The focus of December has been money. I have been thinking about some financial changes I want to introduce to my life, so I figured it would be a good idea to refreshen my knowledge of the financial world and learn a thing or two. I read four books on money, all very different (and yet very similar).
In the future, I might do this more often. Have a particular month turn around a single topic and read non-fiction books based on this. But I will still read fiction books. It's my way to wind down in the evening.
The Vegetarian by Han Kang
This book is... challenging. It's anything but a happy, feel-good story. And yet it keeps you hooked. The gist is: Due to a dream, a woman turns vegetarian, impacting her family and everyone around her. However, it's not about vegetarianism, and frankly, it doesn't even go into the topic at all. Trigger-warning: It talks of abuse.
A Thousand Ships by Natalie Haynes
I read every book on Greek mythology I can find. Thus, I have heard of most of the bigger storylines already. This was still somehow new, though. A Thousand Ships is a retelling of the Trojan War from the women's point of view. What happens to them after the war ends? What do the widows feel? What happens to the losing side? This book tries to answer that question.
A Thousand Ships
Happy Money by Ken Honda
Happy Money was the first book in my money deep dive. It shares its same name with another famous money book, but it is by Japanese author Ken Honda. In it, he focuses on our relationship with money and tries to help the reader heal from untreated wounds. From time to time, the book is a little weird. Honda tells us to thank our money for every transaction and keep having a positive attitude. These parts were a bit too esoteric for my liking.

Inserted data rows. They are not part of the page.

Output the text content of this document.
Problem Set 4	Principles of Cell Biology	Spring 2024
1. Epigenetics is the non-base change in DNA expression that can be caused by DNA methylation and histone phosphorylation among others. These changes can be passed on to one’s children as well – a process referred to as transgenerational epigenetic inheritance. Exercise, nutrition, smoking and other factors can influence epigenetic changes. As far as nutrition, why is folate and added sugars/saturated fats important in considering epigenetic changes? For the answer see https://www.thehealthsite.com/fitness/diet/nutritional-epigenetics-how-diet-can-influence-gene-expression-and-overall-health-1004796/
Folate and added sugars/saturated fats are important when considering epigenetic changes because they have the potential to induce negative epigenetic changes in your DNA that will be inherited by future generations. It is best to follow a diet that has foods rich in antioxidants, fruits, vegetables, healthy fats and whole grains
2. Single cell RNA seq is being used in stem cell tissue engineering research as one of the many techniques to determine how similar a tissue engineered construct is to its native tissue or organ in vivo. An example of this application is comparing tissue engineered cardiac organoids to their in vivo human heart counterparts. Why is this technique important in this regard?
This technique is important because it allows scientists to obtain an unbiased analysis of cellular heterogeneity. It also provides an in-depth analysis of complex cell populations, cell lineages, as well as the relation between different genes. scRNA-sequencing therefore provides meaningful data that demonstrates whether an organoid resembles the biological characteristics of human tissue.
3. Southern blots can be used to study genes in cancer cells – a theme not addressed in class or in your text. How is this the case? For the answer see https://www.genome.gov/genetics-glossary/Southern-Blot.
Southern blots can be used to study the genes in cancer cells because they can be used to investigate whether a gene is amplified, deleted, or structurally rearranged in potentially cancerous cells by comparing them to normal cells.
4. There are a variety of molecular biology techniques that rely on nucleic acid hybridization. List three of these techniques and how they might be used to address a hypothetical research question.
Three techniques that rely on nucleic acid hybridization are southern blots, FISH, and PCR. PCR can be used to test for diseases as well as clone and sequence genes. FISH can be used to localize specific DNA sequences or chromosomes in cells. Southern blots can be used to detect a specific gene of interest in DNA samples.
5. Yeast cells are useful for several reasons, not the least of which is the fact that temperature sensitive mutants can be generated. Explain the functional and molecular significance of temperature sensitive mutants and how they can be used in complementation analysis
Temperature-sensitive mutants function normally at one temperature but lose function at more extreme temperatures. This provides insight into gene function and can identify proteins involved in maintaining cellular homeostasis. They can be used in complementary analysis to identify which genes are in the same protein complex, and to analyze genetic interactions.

The Millionaire Fastlane by MJ DeMarco
The Millionaire Fastlane focuses on getting rich quickly (quickly, not easily!). The author believes there is no way to get rich by investing only while still young enough to take advantage of your wealth. Instead, DeMarco wants to teach you how to get rich while young and what it takes to get there (a company). And yes, I know how this sounds. But believe me, this is not a money-grabbing scheme by the author. Frankly, it's not really about money but rather a guide on entrepreneurship. What makes a company successful, how do you deliver value to your clients, what different types of company structures are better suited for wealth, etc.? I can recommend this to anyone with an entrepreneurial spirit.
The Millionaire Fastlane
Die With Zero by Bill Perkins
This book resonated the most with me. In Die With Zero, Bill Perkins teaches you to use money to maximise life quality. According to the author, different life periods are better suited for specific experiences than others. So, instead of saving when young, you should use some of it to go skiing, for example. Because at a particular time, you'll be too old to have this experience despite now having money to burn. The book also tries to uncover the exact moment you should stop saving and start using your money. The goal? Die with a zero on your bank account.
Die With Zero
The Psychology of Money by Morgan Housel
This might have been the book I should have started my deep dive with. When I ended up reading this one, I've already known most of what this book talks about. Still, I believe it was a great way to summarise what I've learned. If you want to follow in my footsteps and reread the mentioned books, I suggest starting with this one.